I was twelve when I saw the photo
The photo was of my maternal grand-mother, Mamie. She was sitting at a dinner table, laughing out loud, her head thrown back a little. The meal is over, napkins careless on the table. The laughing woman adds joie de vivre. My mother looked at it for a moment and said, “Mamie gave wonderful dinners. She was the heart and soul of the party.”
My grandmother as a party animal was totally unexpected. I’ve described Mamie recently in my memoir as a thrifty, tall and vitreous stick of a woman.
I was not a favoured grandchild
Mamie seemed never pleased to see me and I steered clear of her. So I saw an opportunity.
“Mamie’s in the garden; I’ll show her, the photo,” I said.
“NO, no. Don’t do that, you will upset her.”
Mum tried to explain. The past was a place adults didn't like to visit for the present
didn't measure up.
Years later when I was twenty-one and just about to leave for Hong Kong, Mum uncharacteristically snapped at me for endlessly crooning the hit song Those Were the Days.
Russian folksong goes down well in Russia
Days after that exchange with Mum, I was rolling across the starry steppes of Siberia, singing the song with great gusto to Russians on the Trans-Siberian Railway. They loved it because they were drunk as Tsars and because it was originally a Russian folk-song.

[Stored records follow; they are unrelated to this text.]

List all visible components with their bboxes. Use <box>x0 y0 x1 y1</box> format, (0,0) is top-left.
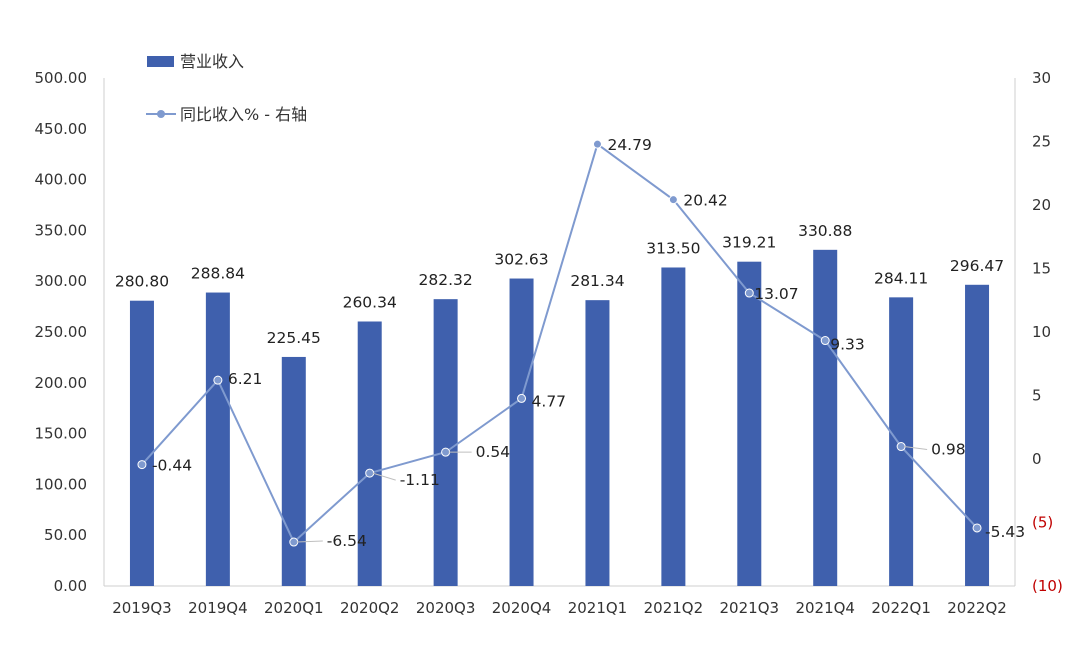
legend-line-marker <box>157 110 165 118</box>
legend: 营业收入 同比收入% - 右轴 <box>146 52 307 124</box>
revenue-bar <box>889 297 914 586</box>
revenue-bar <box>129 300 154 586</box>
right-axis-ticks: (10) (5) 0 5 10 15 20 25 30 <box>1032 69 1063 595</box>
x-tick-label: 2019Q3 <box>112 599 172 617</box>
revenue-bar-value-label: 313.50 <box>646 239 700 257</box>
revenue-bar-value-label: 225.45 <box>267 329 321 347</box>
revenue-bar <box>205 292 230 586</box>
revenue-bar <box>737 261 762 586</box>
right-tick-label: 15 <box>1032 260 1051 278</box>
revenue-bar <box>585 300 610 586</box>
right-tick-label: 5 <box>1032 387 1042 405</box>
yoy-point <box>441 447 451 457</box>
x-tick-label: 2021Q1 <box>568 599 628 617</box>
revenue-bar-value-label: 260.34 <box>343 293 397 311</box>
right-tick-label: 20 <box>1032 196 1051 214</box>
revenue-bar <box>661 267 686 586</box>
right-tick-label: 10 <box>1032 323 1051 341</box>
revenue-bars <box>129 249 990 586</box>
revenue-bar-value-label: 280.80 <box>115 273 169 291</box>
yoy-point <box>744 288 754 298</box>
axes-layer <box>103 78 1016 587</box>
left-tick-label: 150.00 <box>35 425 88 443</box>
x-tick-label: 2021Q4 <box>795 599 855 617</box>
yoy-value-label: 6.21 <box>228 370 263 388</box>
yoy-point <box>972 523 982 533</box>
revenue-bar <box>433 299 458 586</box>
right-tick-label: 0 <box>1032 450 1042 468</box>
yoy-point <box>137 460 147 470</box>
yoy-point <box>896 442 906 452</box>
revenue-bar-value-label: 330.88 <box>798 222 852 240</box>
right-tick-label: (10) <box>1032 577 1063 595</box>
revenue-bar <box>813 249 838 586</box>
yoy-label-leader <box>296 540 323 543</box>
left-tick-label: 200.00 <box>35 374 88 392</box>
left-tick-label: 100.00 <box>35 475 88 493</box>
left-tick-label: 350.00 <box>35 221 88 239</box>
left-tick-label: 400.00 <box>35 171 88 189</box>
yoy-point <box>365 468 375 478</box>
yoy-value-label: -6.54 <box>327 532 367 550</box>
yoy-point <box>289 537 299 547</box>
x-tick-label: 2019Q4 <box>188 599 248 617</box>
left-tick-label: 500.00 <box>35 69 88 87</box>
revenue-bar-value-label: 284.11 <box>874 269 928 287</box>
revenue-bar-value-label: 288.84 <box>191 265 245 283</box>
yoy-value-label: 9.33 <box>830 336 865 354</box>
revenue-bar-value-label: 319.21 <box>722 234 776 252</box>
x-tick-label: 2020Q2 <box>340 599 400 617</box>
yoy-value-label: 4.77 <box>532 392 567 410</box>
revenue-bar <box>965 284 990 586</box>
yoy-line <box>141 142 978 544</box>
x-axis-ticks: 2019Q3 2019Q4 2020Q1 2020Q2 2020Q3 2020Q4 2021… <box>112 599 1007 617</box>
legend-bar-label: 营业收入 <box>180 52 244 71</box>
left-axis-ticks: 0.00 50.00 100.00 150.00 200.00 250.00 300.00 3… <box>35 69 88 595</box>
revenue-bar <box>509 278 534 586</box>
revenue-bar-labels: 280.80 288.84 225.45 260.34 282.32 302.63 281.… <box>115 222 1004 347</box>
left-tick-label: 0.00 <box>54 577 87 595</box>
x-tick-label: 2021Q2 <box>644 599 704 617</box>
x-tick-label: 2020Q1 <box>264 599 324 617</box>
revenue-bar-value-label: 296.47 <box>950 257 1004 275</box>
yoy-point <box>213 375 223 385</box>
revenue-bar-value-label: 281.34 <box>570 272 624 290</box>
yoy-value-label: 24.79 <box>607 136 651 154</box>
x-tick-label: 2020Q3 <box>416 599 476 617</box>
yoy-value-label: -1.11 <box>400 471 440 489</box>
right-tick-label: 25 <box>1032 133 1051 151</box>
x-tick-label: 2022Q1 <box>871 599 931 617</box>
yoy-point <box>517 393 527 403</box>
yoy-label-leader <box>904 446 928 451</box>
right-tick-label: 30 <box>1032 69 1051 87</box>
revenue-bar <box>357 321 382 586</box>
legend-line-label: 同比收入% - 右轴 <box>180 105 307 124</box>
yoy-value-label: 0.54 <box>476 443 511 461</box>
yoy-point <box>820 336 830 346</box>
left-tick-label: 450.00 <box>35 120 88 138</box>
left-tick-label: 50.00 <box>44 526 87 544</box>
x-tick-label: 2021Q3 <box>720 599 780 617</box>
yoy-line-labels: -0.44 6.21 -6.54 -1.11 0.54 4.77 24.79 20.42 13.… <box>152 136 1025 550</box>
x-tick-label: 2020Q4 <box>492 599 552 617</box>
right-tick-label: (5) <box>1032 514 1053 532</box>
left-tick-label: 250.00 <box>35 323 88 341</box>
legend-bar-swatch <box>147 56 174 67</box>
revenue-bar-value-label: 302.63 <box>494 251 548 269</box>
revenue-bar <box>281 356 306 586</box>
x-tick-label: 2022Q2 <box>947 599 1007 617</box>
yoy-point <box>668 195 678 205</box>
left-tick-label: 300.00 <box>35 272 88 290</box>
yoy-value-label: 20.42 <box>683 192 727 210</box>
yoy-value-label: 0.98 <box>931 441 966 459</box>
yoy-label-leader <box>372 472 396 481</box>
yoy-line-layer <box>137 139 982 547</box>
yoy-value-label: -0.44 <box>152 457 192 475</box>
yoy-point <box>592 139 602 149</box>
yoy-value-label: -5.43 <box>985 523 1025 541</box>
yoy-value-label: 13.07 <box>754 285 798 303</box>
revenue-bar-value-label: 282.32 <box>419 271 473 289</box>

Recently, and now in my sixties, when I started
to write memoir
I thought of my mother, my grandmother, that photo and that song. Revisiting the mopey, self-indulgent lyrics of Those Were the Days, I have to wonder what were we thinking! But I also thought about messages that the past was a place to visit with trepidation.
Bullshit, my friends
Like life itself, the past is what we make it. How we imagine the future is seldom objective, how we remember the past isn't either. With hindsight we can use perspective and examine life and celebrate our success, for survival is success; warts and all! My generation has even earned the right to sing that silly song, unlike Mary Hopkin when she first sang aged eighteen!